After walking a circle around the Petronas Towers, I was ready to call them the most beautiful skyscrapers to be built in the last 25 years. Maybe even the last 75. I mentally catalogued the influences I saw in their design. Art Deco and the streamline look from the ’30s. Angkor Wat’s textured, tapering spires. The Chrysler building’s gleaming metal decoration. Steampunk detailing. And yet despite all these themes, the structure is not a hodge-podge of design. It works so well because it looks to the past and the future in equal measure.
The towers can be seen from all over Kuala Lumpur.
They drew me closer.
When I finally arrived, I was hamstrung by the scale of the place. How do you take a picture of something that large?
I found myself appreciating the building by focusing on its details. I could imagine cars from the 1930s pulling up beside these Deco-influenced exteriors.

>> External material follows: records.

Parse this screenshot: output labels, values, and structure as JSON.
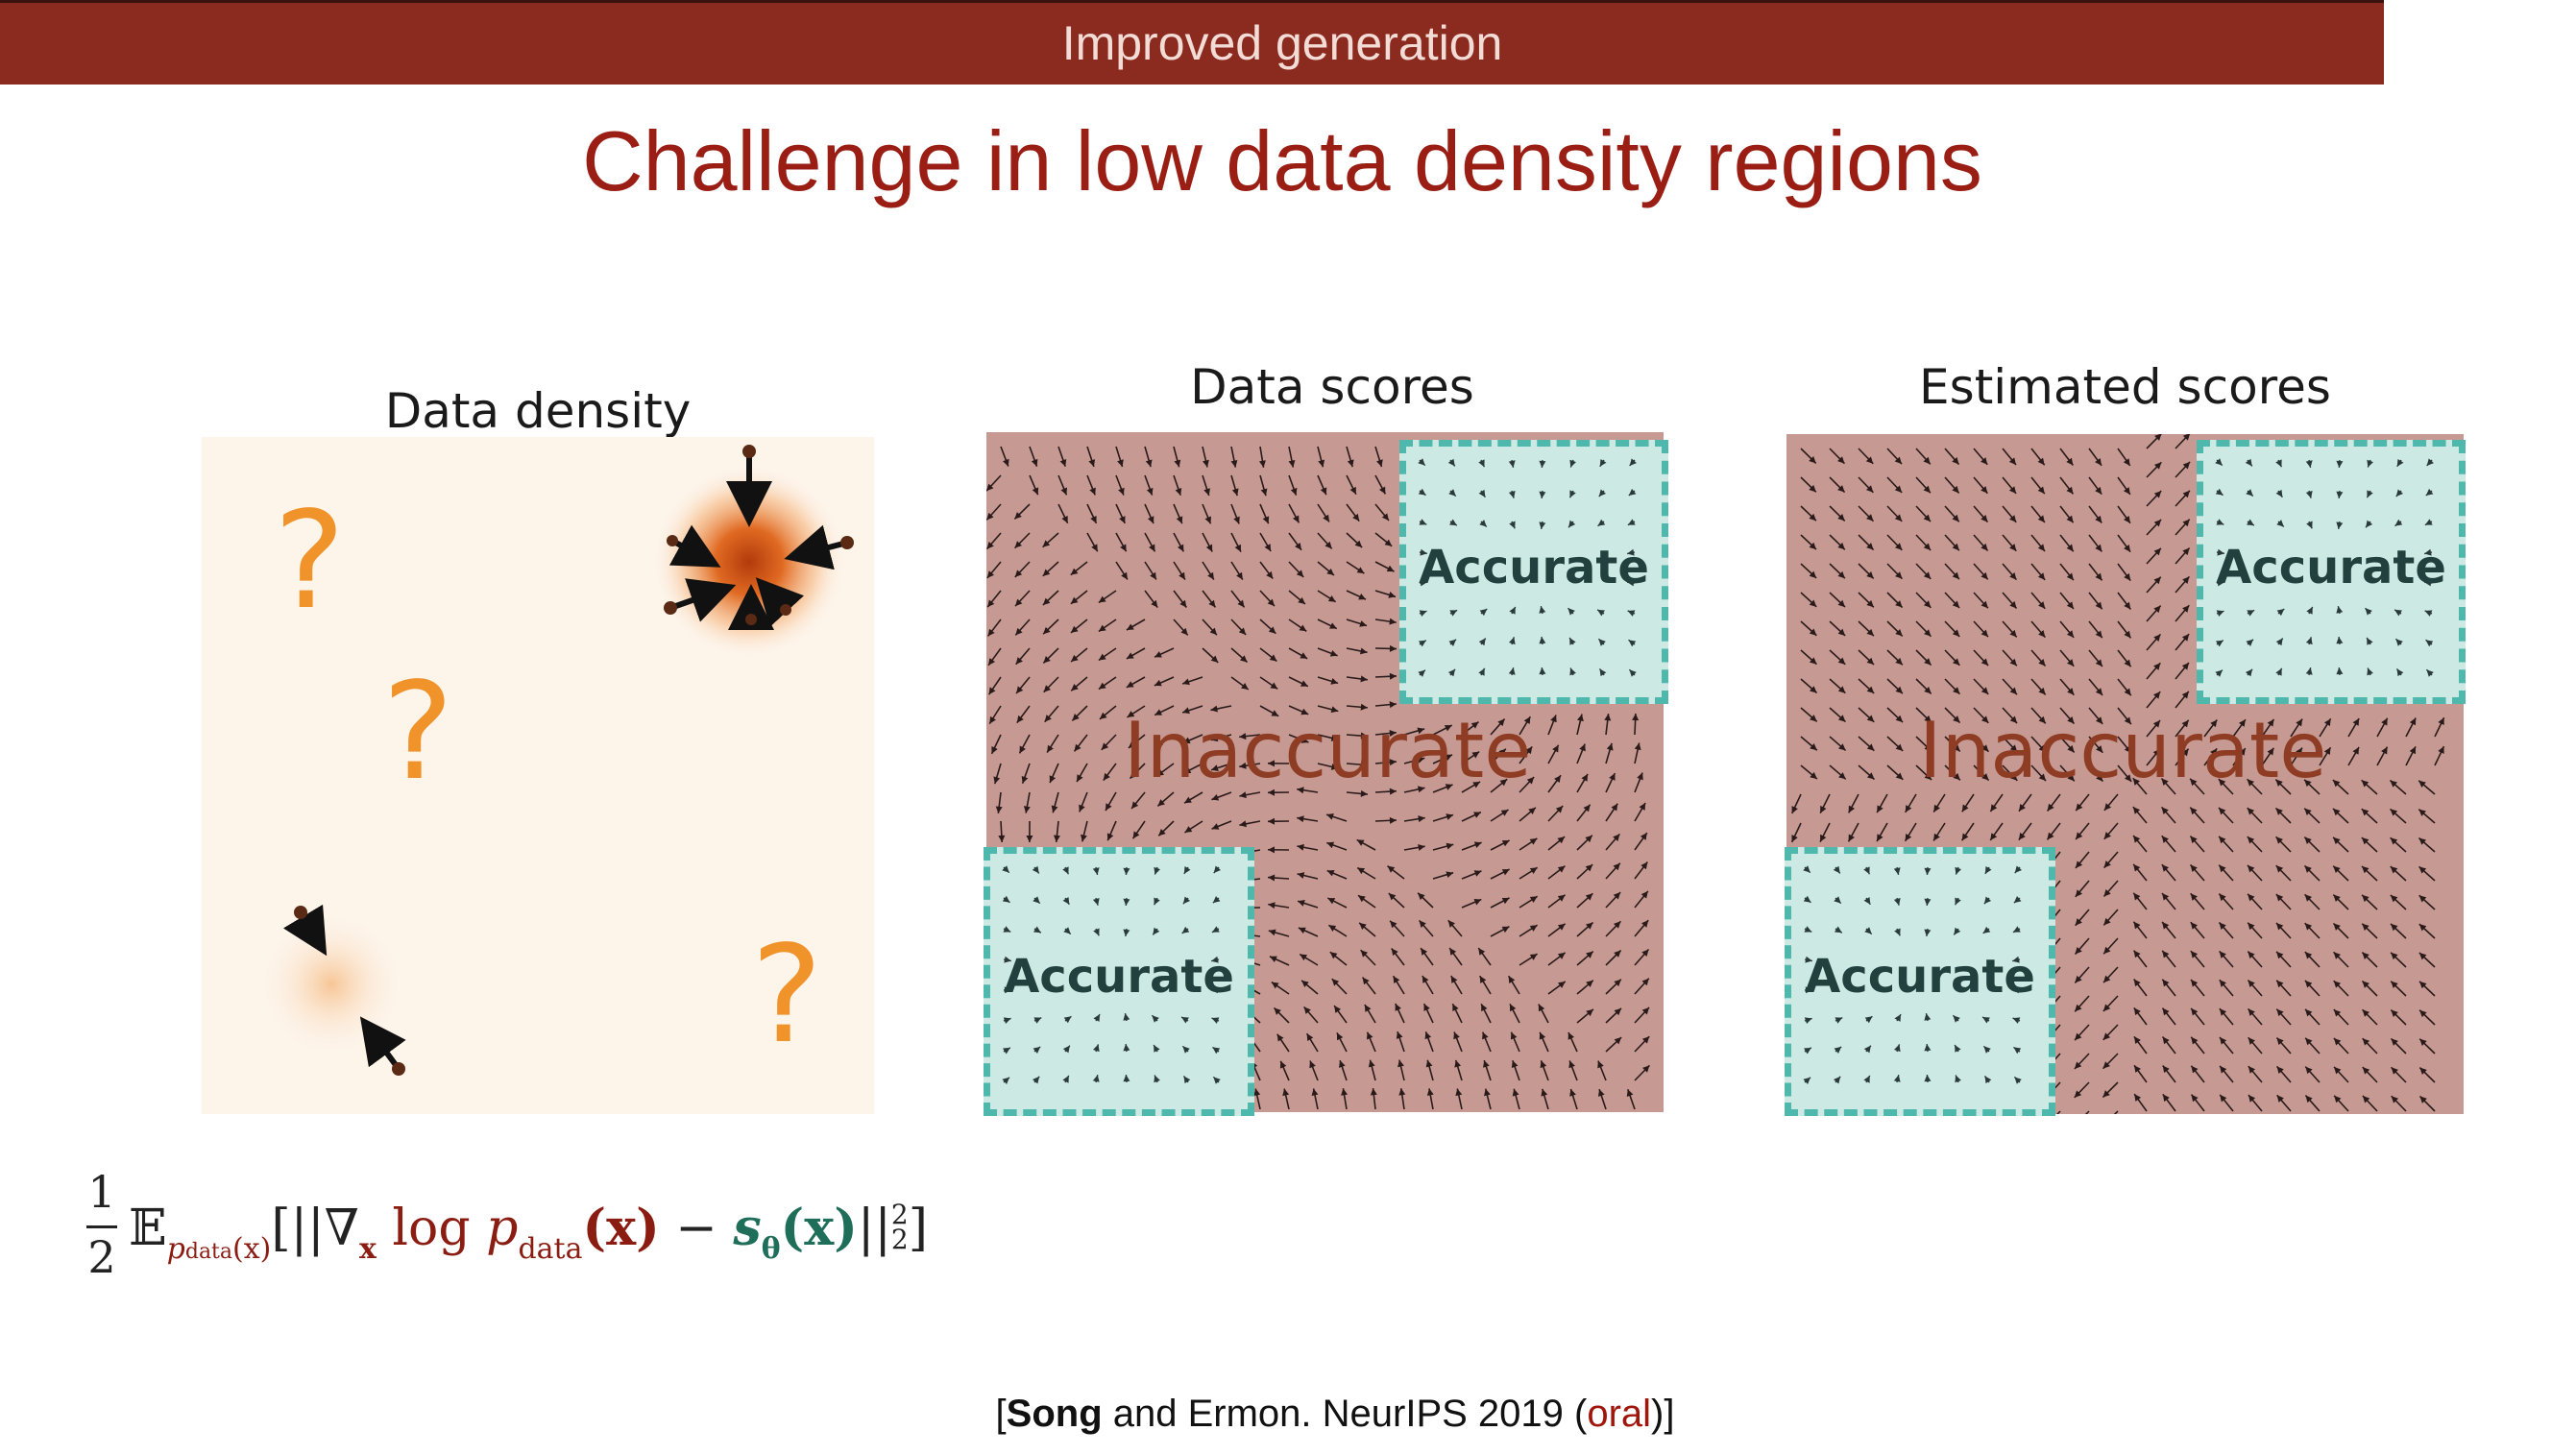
{
  "header": {
    "title": "Improved generation"
  },
  "slide": {
    "title": "Challenge in low data density regions"
  },
  "panels": {
    "density": {
      "title": "Data density",
      "question_mark": "?"
    },
    "data_scores": {
      "title": "Data scores",
      "accurate_label": "Accurate",
      "inaccurate_label": "Inaccurate"
    },
    "estimated_scores": {
      "title": "Estimated scores",
      "accurate_label": "Accurate",
      "inaccurate_label": "Inaccurate"
    }
  },
  "formula": {
    "frac_num": "1",
    "frac_den": "2",
    "expectation": "𝔼",
    "expectation_sub": "p",
    "expectation_sub_sub": "data",
    "expectation_sub_arg": "(x)",
    "open": "[||∇",
    "grad_sub": "x",
    "log": " log ",
    "p": "p",
    "p_sub": "data",
    "p_arg": "(x)",
    "minus": " − ",
    "s": "s",
    "s_sub": "θ",
    "s_arg": "(x)",
    "close": "||",
    "norm_sup": "2",
    "norm_sub": "2",
    "end": "]"
  },
  "citation": {
    "open": "[",
    "author_bold": "Song",
    "rest": " and Ermon. NeurIPS 2019 (",
    "oral": "oral",
    "close": ")]"
  },
  "colors": {
    "header_bg": "#8b2a1f",
    "title": "#9a1e14",
    "field": "#c69a93",
    "accurate_fill": "#cde9e4",
    "accurate_border": "#4fb8ad",
    "question_mark": "#f0932a",
    "density_peak": "#c5420f"
  }
}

The brushed stainless steel (?) exterior is nicely balanced between shiny and matte. It attracted these strange-looking bat-shaped moths.
And though I didn’t get a picture of it, the building looks terrific at night, when white spotlights make the complex gleam like precious metal.
Inside the towers is a huge mall with high-end Euro-merch on the ground floor and mass market brands on the upper upper floors. I normally don’t venture into such places, but there was a store there I’d read about and had to visit. It did not disappoint. Kinokuniya Books is the biggest and best bookstore I have found so far in Asia. I spent just an hour there, but easily could have made it a day. Sadly, I’m keenly aware how much books weigh and how few I could take back to the States without paying megabucks in overweight baggage fees. But just being in a comprehensive bookstore after more than a year of going without reminded me of how much I both love and hate being confronted with all the books I haven’t read yet.